Friday, November 28, 2008

Entourage perspective on OS X Sync Services

Ths article by a Program Manager in Microsoft's Mac Business Unit gave me some new insights into OS X sync services. It illustrates how very hard it is to do synchronization of any sort between disparate products. Perfection is impossible, the best vendors can do is reduce the outrage rate.

Synchronization is Hell.

Andy Ruff includes a discrete link to a section of Apple's developer documentation on the Sync Services Truth Database. To the bloodied sync veteran every word in these paragraphs could be written in blood (Entourage, according to Andy Ruff, defined a schema for Notes since Apple didn't have one. I find Apple's approach to schema definitions interesting.) ...

... The truth database contains an aggregate of all the client’s records. Consequently, the truth database uses a canonical schema that is an aggregate of all the schemas used by all the clients.

A sync schema is based on an entity-relationship model similar to that used by other Cocoa technologies. Read Cocoa Design Patterns in Cocoa Fundamentals Guide to learn more about entity-relationship models and terms such as entity, property, attribute, relationship, to-one, and to-many.

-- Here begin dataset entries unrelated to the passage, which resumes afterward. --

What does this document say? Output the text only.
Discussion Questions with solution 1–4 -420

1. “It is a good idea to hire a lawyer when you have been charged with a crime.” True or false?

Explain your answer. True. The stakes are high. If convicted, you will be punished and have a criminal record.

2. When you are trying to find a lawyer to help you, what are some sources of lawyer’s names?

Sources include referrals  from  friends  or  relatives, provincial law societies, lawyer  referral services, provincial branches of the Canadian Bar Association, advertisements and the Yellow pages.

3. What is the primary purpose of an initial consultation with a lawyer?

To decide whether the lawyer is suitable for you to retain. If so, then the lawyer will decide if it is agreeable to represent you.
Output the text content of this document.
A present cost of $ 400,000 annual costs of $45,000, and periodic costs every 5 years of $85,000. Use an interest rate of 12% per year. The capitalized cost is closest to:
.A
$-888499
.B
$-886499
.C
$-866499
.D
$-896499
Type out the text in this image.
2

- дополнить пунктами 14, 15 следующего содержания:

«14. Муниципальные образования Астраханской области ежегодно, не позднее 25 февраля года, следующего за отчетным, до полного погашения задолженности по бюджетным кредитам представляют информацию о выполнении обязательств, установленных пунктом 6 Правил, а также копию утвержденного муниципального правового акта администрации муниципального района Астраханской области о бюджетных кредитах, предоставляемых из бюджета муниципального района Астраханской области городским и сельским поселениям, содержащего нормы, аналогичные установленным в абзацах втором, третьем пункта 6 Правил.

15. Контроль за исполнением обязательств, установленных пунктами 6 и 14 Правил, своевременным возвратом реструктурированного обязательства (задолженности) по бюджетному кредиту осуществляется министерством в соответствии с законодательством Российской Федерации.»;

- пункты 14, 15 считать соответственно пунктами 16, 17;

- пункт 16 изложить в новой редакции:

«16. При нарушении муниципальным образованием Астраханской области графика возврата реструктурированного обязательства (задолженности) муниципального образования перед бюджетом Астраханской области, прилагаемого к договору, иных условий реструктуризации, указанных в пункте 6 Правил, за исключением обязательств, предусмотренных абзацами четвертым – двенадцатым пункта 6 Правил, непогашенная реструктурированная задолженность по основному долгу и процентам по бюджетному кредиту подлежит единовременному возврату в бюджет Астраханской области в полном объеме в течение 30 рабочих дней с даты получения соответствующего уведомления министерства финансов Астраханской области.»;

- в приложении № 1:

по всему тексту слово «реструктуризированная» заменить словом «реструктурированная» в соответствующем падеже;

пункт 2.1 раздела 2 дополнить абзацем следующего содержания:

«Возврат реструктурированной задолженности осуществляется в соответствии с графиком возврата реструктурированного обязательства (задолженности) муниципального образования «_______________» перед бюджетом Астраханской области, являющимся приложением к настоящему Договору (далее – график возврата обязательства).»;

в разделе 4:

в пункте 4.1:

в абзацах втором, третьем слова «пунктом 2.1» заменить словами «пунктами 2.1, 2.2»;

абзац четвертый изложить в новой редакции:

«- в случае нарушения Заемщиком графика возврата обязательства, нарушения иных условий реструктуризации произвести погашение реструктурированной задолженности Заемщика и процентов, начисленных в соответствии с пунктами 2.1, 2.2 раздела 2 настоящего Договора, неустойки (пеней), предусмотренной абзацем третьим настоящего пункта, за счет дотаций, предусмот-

You can use one of the existing sync schemas—for example, for contacts, calendars, and bookmarks— extend one of these schemas or create your own. If you extend a schema or create your own, then you need to create an entity model for your custom objects and save it in a schema format that Sync Services understands.

This format, called sync schema, is a property list that specifies details about the entities in your model. For entities, you might specify the name of the entity and names of its attributes and relationships (collectively referred to as its properties). For attributes, you might specify the name of the attribute and its data type. For relationships, you might specify the name, destination entity name, cardinality, and delete rule. See “Creating a Sync Schema” for a complete description of the sync schema property list.

A sync schema defines a template for records stored in a database whose records are of a particular type (records belong to an entity) and may have relationships to other records. Records stored in the truth database are dictionary objects with key-value pairs, one for each property defined in the entity. Each record dictionary also has an entity name property and an associated unique record identifier. The record identifier is not stored with the record but is instead used by the client and sync engine when referring to a record. The truth database can also store custom fields in a record that are not defined in the schema. For example, these fields can be used to store client information added by a device.

The truth database doesn’t store arbitrary key-value coding-compliant objects—it stores record dictionaries. Therefore, unless all your entities are dictionaries, you typically transform records back and forth between the sync engine’s record representation and your client’s object representation. However, when fast syncing, you can apply changes only to properties—you don’t need to push and pull entire records when only a few property values changed.

Because the truth database is an aggregate of all the client schemas, it can contain a lot of information that your application doesn’t care about. Your client can filter the records that it pushes and pulls in several different ways...

The more I suffer with Apple's approach to Calendars, Tasks (phhhtt!) and Notes/Memos the more I'm interested in Entourage. The problem is there's no way for a 3rd party to sync directly with the iPhone Calendar. Microsoft would have to create a complete Entourage-friendly iPhone PIM suite, and I rather doubt they're going to do that.

Update: Macintouch has a great, meaning despair-filled, thread on Entourage to iPhone synchronization. Synchronizing disparate data models is not a soluble problem. Even a deity-equivalent AI can't perfectly reconcile disparate data models.